The L.A. Times local columnist writes today, "Like a lot of my colleagues, I've wondered if I should finally give it up, or might be forced to. But most of us dread the idea for the same reasons we've always had: We love what we do, we believe in the cause, and we realize that on the open market we're not as employable as, say, a laid-off IndyMac janitor." He says why he's telling us this:
Because changes at the paper are often in the news, but we generally edit all human emotion out of those stories.
And because newspapers, which are in the business of persuading companies that they have to promote their products -- especially in the worst of times -- spend next to nothing promoting themselves.
I'm also speaking up to honor the work of my colleagues who are losing their jobs as you read this, and will be sorely missed.

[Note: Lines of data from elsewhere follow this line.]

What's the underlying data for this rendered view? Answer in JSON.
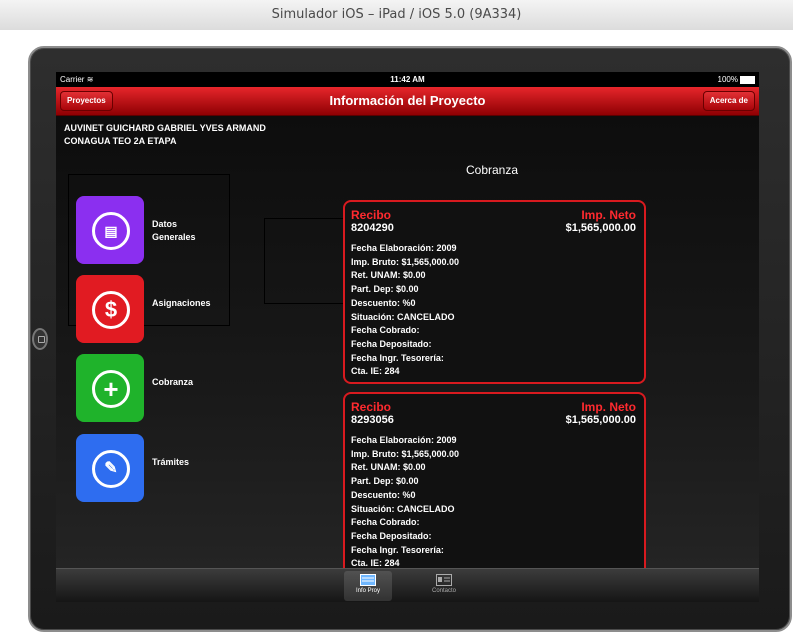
{
  "window": {
    "title": "Simulador iOS – iPad / iOS 5.0 (9A334)"
  },
  "statusbar": {
    "carrier": "Carrier",
    "time": "11:42 AM",
    "battery": "100%"
  },
  "navbar": {
    "title": "Información del Proyecto",
    "left_button": "Proyectos",
    "right_button": "Acerca de"
  },
  "header": {
    "line1": "AUVINET GUICHARD GABRIEL YVES ARMAND",
    "line2": "CONAGUA TEO 2A ETAPA"
  },
  "section_title": "Cobranza",
  "menu": [
    {
      "label_line1": "Datos",
      "label_line2": "Generales",
      "color": "#8b2ff0",
      "icon": "clipboard-icon"
    },
    {
      "label_line1": "Asignaciones",
      "label_line2": "",
      "color": "#e11b22",
      "icon": "dollar-icon"
    },
    {
      "label_line1": "Cobranza",
      "label_line2": "",
      "color": "#1fb32b",
      "icon": "plus-icon"
    },
    {
      "label_line1": "Trámites",
      "label_line2": "",
      "color": "#2e6df0",
      "icon": "pencil-icon"
    }
  ],
  "cards": [
    {
      "recibo_label": "Recibo",
      "recibo_num": "8204290",
      "imp_label": "Imp. Neto",
      "imp_value": "$1,565,000.00",
      "fecha_elaboracion": "Fecha Elaboración: 2009",
      "imp_bruto": "Imp. Bruto: $1,565,000.00",
      "ret_unam": "Ret. UNAM: $0.00",
      "part_dep": "Part. Dep: $0.00",
      "descuento": "Descuento: %0",
      "situacion": "Situación: CANCELADO",
      "fecha_cobrado": "Fecha Cobrado:",
      "fecha_depositado": "Fecha Depositado:",
      "fecha_ingr": "Fecha Ingr. Tesorería:",
      "cta_ie": "Cta. IE: 284"
    },
    {
      "recibo_label": "Recibo",
      "recibo_num": "8293056",
      "imp_label": "Imp. Neto",
      "imp_value": "$1,565,000.00",
      "fecha_elaboracion": "Fecha Elaboración: 2009",
      "imp_bruto": "Imp. Bruto: $1,565,000.00",
      "ret_unam": "Ret. UNAM: $0.00",
      "part_dep": "Part. Dep: $0.00",
      "descuento": "Descuento: %0",
      "situacion": "Situación: CANCELADO",
      "fecha_cobrado": "Fecha Cobrado:",
      "fecha_depositado": "Fecha Depositado:",
      "fecha_ingr": "Fecha Ingr. Tesorería:",
      "cta_ie": "Cta. IE: 284"
    }
  ],
  "tabbar": [
    {
      "label": "Info Proy",
      "icon": "info-proy-icon"
    },
    {
      "label": "Contacto",
      "icon": "contact-card-icon"
    }
  ]
}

To educate the owners and remind them not to underestimate the sophistication of the Southern California audience, which will flee in droves if the paper is shrunk to the size of a gum wrapper despite continued profits many businesses would envy.
To let David Geffen know that if he's still interested in buying the joint, it wouldn't be the first time we rolled the dice on a short, bald owner with a Malibu beach compound.
And to thank hundreds of thousands of readers who, in the midst of a revolution that has created unlimited outlets for news and information, keep coming back to this newspaper day after day.
The 50 cents the paper costs on the street "still buy you the biggest, best, most ambitious news-gathering operation west of the Hudson River," Lopez says, with no nod to the reasons why, in Los Angeles anyway, fewer thousands of readers buy the product of that news operation than at any time since Nixon was president.